Denis2054 / Transformers-for-NLP-2nd-Edition

Transformer models from BERT to GPT-4, environments from Hugging Face to OpenAI. Fine-tuning, training, and prompt engineering examples. A bonus section with ChatGPT, GPT-3.5-turbo, GPT-4, and DALL-E including jump starting GPT-4, speech-to-text, text-to-speech, text to image generation with DALL-E, Google Cloud AI,HuggingGPT, and more
https://denis2054.github.io/Transformers-for-NLP-2nd-Edition/
MIT License
787 stars 293 forks source link

Special Tokens not Provided #5

Closed mediadepp closed 1 year ago

mediadepp commented 1 year ago

Hi, I guess the following code in the provided notebook in Github has a problem.
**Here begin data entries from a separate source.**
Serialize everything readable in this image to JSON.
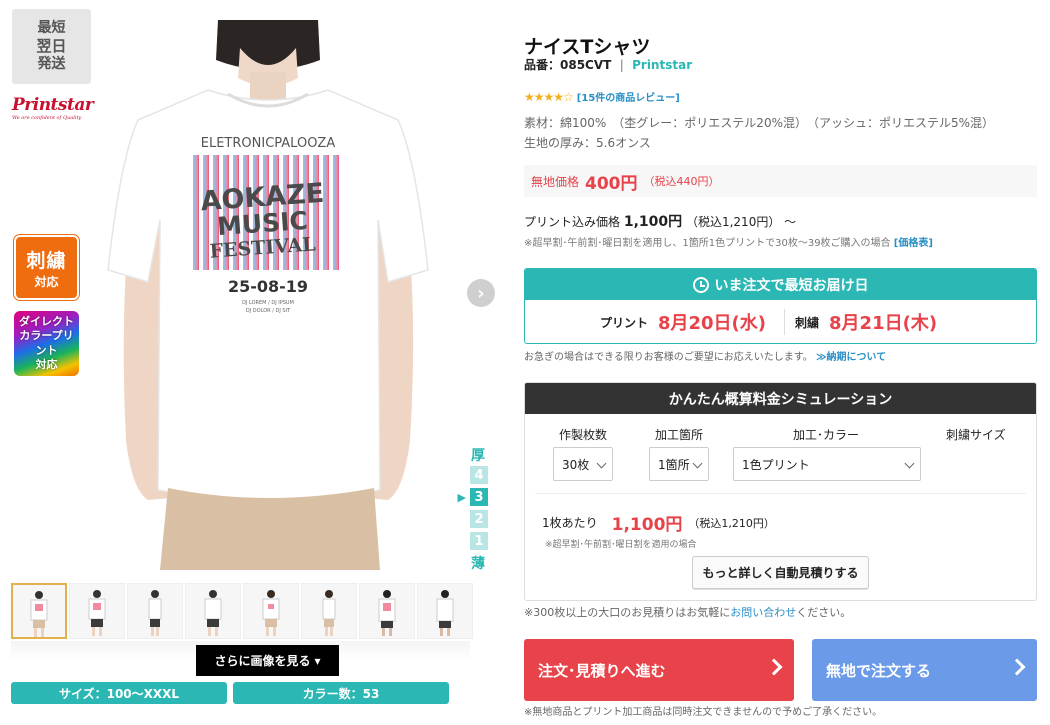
{
  "badge_fast": [
    "最短",
    "翌日",
    "発送"
  ],
  "brand_logo": {
    "word": "Printstar",
    "sub": "We are confident of Quality"
  },
  "feature_badges": {
    "embroidery": {
      "big": "刺繍",
      "small": "対応"
    },
    "direct_color": [
      "ダイレクト",
      "カラープリント",
      "対応"
    ]
  },
  "shirt_print": {
    "line1": "ELETRONICPALOOZA",
    "line2": "AOKAZE",
    "line3": "MUSIC",
    "line4": "FESTIVAL",
    "date": "25-08-19",
    "small1": "DJ LOREM / DJ IPSUM",
    "small2": "DJ DOLOR / DJ SIT"
  },
  "thickness": {
    "top": "厚",
    "bottom": "薄",
    "levels": [
      "4",
      "3",
      "2",
      "1"
    ],
    "current": "3",
    "pointer": "▶"
  },
  "gallery": {
    "thumbnail_count": 8,
    "active_index": 0,
    "more_button": "さらに画像を見る",
    "more_icon": "caret-down-icon"
  },
  "pills": {
    "size": "サイズ：100〜XXXL",
    "colors": "カラー数：53"
  },
  "product": {
    "title": "ナイスTシャツ",
    "code_label": "品番：085CVT",
    "divider": "|",
    "brand": "Printstar",
    "rating_stars": "★★★★☆",
    "rating_value": 4.5,
    "reviews": "[15件の商品レビュー]",
    "material": "素材：綿100%　（杢グレー：ポリエステル20%混）　（アッシュ：ポリエステル5%混）",
    "thickness": "生地の厚み：5.6オンス"
  },
  "price": {
    "label": "無地価格",
    "value": "400円",
    "tax": "（税込440円）"
  },
  "print_price": {
    "label": "プリント込み価格",
    "value": "1,100円",
    "tax": "（税込1,210円）",
    "suffix": "〜",
    "note": "※超早割･午前割･曜日割を適用し、1箇所1色プリントで30枚〜39枚ご購入の場合",
    "note_link": "[価格表]"
  },
  "delivery": {
    "heading": "いま注文で最短お届け日",
    "print_label": "プリント",
    "print_date": "8月20日(水)",
    "emb_label": "刺繍",
    "emb_date": "8月21日(木)",
    "urgent_note": "お急ぎの場合はできる限りお客様のご要望にお応えいたします。",
    "urgent_link": "≫納期について"
  },
  "simulation": {
    "heading": "かんたん概算料金シミュレーション",
    "labels": {
      "qty": "作製枚数",
      "place": "加工箇所",
      "color": "加工･カラー",
      "emb": "刺繍サイズ"
    },
    "values": {
      "qty": "30枚",
      "place": "1箇所",
      "color": "1色プリント"
    },
    "per_label": "1枚あたり",
    "per_value": "1,100円",
    "per_tax": "（税込1,210円）",
    "note": "※超早割･午前割･曜日割を適用の場合",
    "detail_button": "もっと詳しく自動見積りする"
  },
  "bulk_note": {
    "before": "※300枚以上の大口のお見積りはお気軽に",
    "link": "お問い合わせ",
    "after": "ください。"
  },
  "cta": {
    "order": "注文･見積りへ進む",
    "plain": "無地で注文する"
  },
  "footer_note": "※無地商品とプリント加工商品は同時注文できませんので予めご了承ください。",
  "colors": {
    "accent": "#2bb7b3",
    "price_red": "#e8424a",
    "cta_blue": "#6b9ae8",
    "dark_header": "#333333"
  }
}
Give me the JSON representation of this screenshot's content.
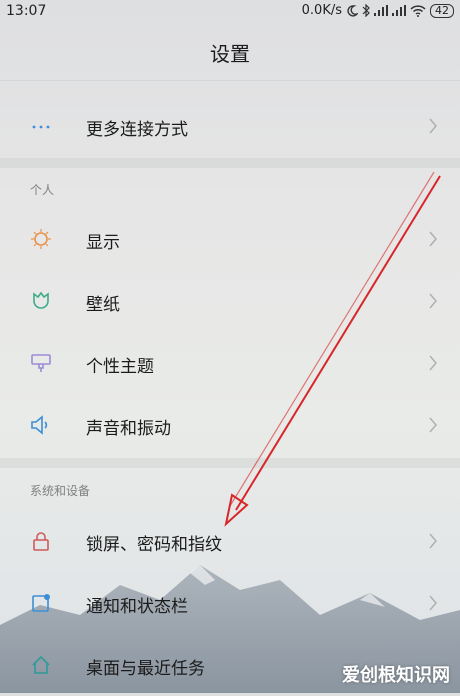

tokenizer.train(files=paths, vocab_size=52_000, min_frequency=2, special_tokens=[
    "<s>",
    "<pad>",
    "</s>",
    "<unk>",
    "<mask>",
]

The tokens are not provided. You can find it under chapter four, section three.

lxt3 commented 1 year ago

I believe this was solved in the April 2023 update of the notebook, by pip installing --upgrade accelerate, as well as pip installing the latest transformers module.

Denis2054 commented 1 year ago

Yes. Thank you. Hugging Face now requires an accelerator, the notebook was updated in April 2023. Thank you for explaining this.